The essence of managing emotions in relationship management?

07/22/2020

Let's start today's post with the fact that there is no such thing as a bad emotion. All emotions are important and necessary. Each has its place and serves something different. Aggression? A very important emotion that should not (like NONE) be let go of or suppress it. Apart from the obvious task - behavioral actions in extreme situations, it is mainly used to set boundaries and defend them in relationships between people. I will develop the topic in the following parts of this post.

Managing your emotions intelligently means skillfully managing your emotions to keep them under control and emotional balance. If you can do this, it will be a positive experience for you and those around you. I closed the management of emotions in three different points, I think that they create a kind of "action plan" for effectively controlling them.

Let your emotions in

Traditional education and upbringing almost never teach you how to deal with your emotions. Instead, it tries to make you believe that there are feelings and emotions that you should never experience. For example, they tell you that crying or showing fear does not solve anything and should be nipped from the bud. These "frames" are most often set by our parents, and the child tries to fit into them all his life. However, managing your emotions must not be about suppressing them, but about directing them in the right direction.

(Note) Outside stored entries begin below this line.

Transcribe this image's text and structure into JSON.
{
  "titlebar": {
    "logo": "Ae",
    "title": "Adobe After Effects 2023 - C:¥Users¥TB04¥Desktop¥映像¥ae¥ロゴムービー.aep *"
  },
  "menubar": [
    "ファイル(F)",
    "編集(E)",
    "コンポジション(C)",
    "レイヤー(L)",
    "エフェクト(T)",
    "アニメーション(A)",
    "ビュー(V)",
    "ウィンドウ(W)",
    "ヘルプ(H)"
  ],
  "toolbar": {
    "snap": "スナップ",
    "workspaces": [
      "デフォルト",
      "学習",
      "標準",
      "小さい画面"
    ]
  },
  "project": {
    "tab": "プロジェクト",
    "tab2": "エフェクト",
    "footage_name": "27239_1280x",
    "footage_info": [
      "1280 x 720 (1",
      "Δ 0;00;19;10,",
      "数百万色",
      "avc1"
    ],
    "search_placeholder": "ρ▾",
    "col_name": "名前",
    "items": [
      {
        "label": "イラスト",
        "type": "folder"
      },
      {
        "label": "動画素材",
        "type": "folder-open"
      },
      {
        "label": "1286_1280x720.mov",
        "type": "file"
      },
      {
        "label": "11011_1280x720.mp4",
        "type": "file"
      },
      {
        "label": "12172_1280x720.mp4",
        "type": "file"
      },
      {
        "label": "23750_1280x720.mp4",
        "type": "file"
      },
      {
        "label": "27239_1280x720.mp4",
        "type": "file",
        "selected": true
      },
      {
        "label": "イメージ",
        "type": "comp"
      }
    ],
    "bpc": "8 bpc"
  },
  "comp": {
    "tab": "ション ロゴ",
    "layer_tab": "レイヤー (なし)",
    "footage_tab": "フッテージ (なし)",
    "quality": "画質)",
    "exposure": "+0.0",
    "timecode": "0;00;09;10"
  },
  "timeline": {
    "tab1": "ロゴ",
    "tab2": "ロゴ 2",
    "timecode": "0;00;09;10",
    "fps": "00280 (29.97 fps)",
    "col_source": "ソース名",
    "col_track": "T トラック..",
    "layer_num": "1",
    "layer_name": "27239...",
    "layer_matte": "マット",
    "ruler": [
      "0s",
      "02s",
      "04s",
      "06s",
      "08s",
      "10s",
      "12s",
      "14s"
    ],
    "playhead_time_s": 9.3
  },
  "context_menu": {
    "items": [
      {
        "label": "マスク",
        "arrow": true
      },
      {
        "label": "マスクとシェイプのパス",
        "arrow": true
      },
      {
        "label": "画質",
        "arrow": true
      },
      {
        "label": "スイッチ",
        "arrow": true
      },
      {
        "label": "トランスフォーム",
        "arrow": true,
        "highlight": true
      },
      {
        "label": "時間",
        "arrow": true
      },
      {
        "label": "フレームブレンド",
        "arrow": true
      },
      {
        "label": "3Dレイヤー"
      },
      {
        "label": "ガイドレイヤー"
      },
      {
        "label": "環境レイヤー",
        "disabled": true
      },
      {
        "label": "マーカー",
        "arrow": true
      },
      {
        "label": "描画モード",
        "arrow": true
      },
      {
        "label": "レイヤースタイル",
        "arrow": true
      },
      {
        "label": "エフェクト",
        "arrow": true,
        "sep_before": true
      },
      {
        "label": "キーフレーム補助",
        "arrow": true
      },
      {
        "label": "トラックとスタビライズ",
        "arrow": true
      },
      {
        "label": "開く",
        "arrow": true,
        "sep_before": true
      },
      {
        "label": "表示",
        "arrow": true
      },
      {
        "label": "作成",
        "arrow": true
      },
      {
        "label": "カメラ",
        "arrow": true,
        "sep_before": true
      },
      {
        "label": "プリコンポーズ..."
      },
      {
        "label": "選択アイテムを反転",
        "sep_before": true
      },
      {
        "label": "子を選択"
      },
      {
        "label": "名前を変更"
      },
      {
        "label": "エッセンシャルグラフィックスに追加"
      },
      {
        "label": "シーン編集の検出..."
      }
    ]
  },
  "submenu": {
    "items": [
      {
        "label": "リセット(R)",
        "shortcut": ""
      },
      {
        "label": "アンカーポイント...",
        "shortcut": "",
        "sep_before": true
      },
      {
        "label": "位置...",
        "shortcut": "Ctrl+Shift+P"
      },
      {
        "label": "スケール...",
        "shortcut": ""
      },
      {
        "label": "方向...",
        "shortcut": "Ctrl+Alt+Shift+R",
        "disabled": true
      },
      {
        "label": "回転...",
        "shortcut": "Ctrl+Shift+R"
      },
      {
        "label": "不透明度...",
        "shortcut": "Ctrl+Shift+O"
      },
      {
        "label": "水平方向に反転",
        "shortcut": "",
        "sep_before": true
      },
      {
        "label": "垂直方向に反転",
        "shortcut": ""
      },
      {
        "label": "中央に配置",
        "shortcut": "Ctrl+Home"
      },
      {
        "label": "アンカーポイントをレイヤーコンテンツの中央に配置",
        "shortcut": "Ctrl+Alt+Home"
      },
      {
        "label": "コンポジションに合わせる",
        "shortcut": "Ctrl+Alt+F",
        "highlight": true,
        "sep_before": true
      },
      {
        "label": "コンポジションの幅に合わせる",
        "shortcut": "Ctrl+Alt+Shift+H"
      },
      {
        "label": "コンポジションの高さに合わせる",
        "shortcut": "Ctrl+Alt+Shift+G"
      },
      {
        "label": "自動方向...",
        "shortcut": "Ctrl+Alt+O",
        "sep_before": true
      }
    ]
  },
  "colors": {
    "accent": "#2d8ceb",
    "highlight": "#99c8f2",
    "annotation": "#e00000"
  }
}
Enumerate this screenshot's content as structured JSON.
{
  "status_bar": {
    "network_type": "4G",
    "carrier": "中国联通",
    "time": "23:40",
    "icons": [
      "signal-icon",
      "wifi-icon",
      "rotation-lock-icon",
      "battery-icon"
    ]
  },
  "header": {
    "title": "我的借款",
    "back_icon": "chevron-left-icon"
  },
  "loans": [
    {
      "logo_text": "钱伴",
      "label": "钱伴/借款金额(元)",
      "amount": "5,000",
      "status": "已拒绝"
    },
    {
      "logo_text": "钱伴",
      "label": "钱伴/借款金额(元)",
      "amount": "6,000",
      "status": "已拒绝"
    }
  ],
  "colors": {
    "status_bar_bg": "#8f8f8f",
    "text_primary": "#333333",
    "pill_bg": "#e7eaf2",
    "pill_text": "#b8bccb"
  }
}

Okay, but how does this relate to relationships with others? Well, by allowing ourselves the emotions we all experience, we become much more empathetic. Learning that we do not have the same "frames", and that everyone has their own and in their own degree reacts differently, teaches patience, understanding, and true humility.

Observe. Look around.

By allowing all emotions to come to us, we have a great opportunity to carefully examine them, find out where our reactions and behaviors come from. In relationships with other people, we actually show ourselves. In others we see our reflection, and what irritates us is the reflection of our own characteristics. Understanding this in a relationship with another person will allow us to "start with ourselves". People who understand this may again meet "at the table" with a completely different attitude, which in this case is doomed to success!

The only right way looking

The only right way to look at emotions is to look critically. It is widely believed that emotions arise only mechanically and are beyond our control. These are merely interpretations of perceived reality that are sometimes firmly founded but sometimes not. Sometimes they are the result of correct reasoning, and sometimes they are the result of completely wrong beliefs. For example, we can assume - "automatically" that something is too difficult for us, even impossible. Or we can approach a matter in such a way that it is an opportunity for us and try to treat it as one that is within our reach. Slowly and calmly performing an activity, you may even find that there is… This division into task stages and focusing on each element in turn is a great tip for managers to help members of their teams.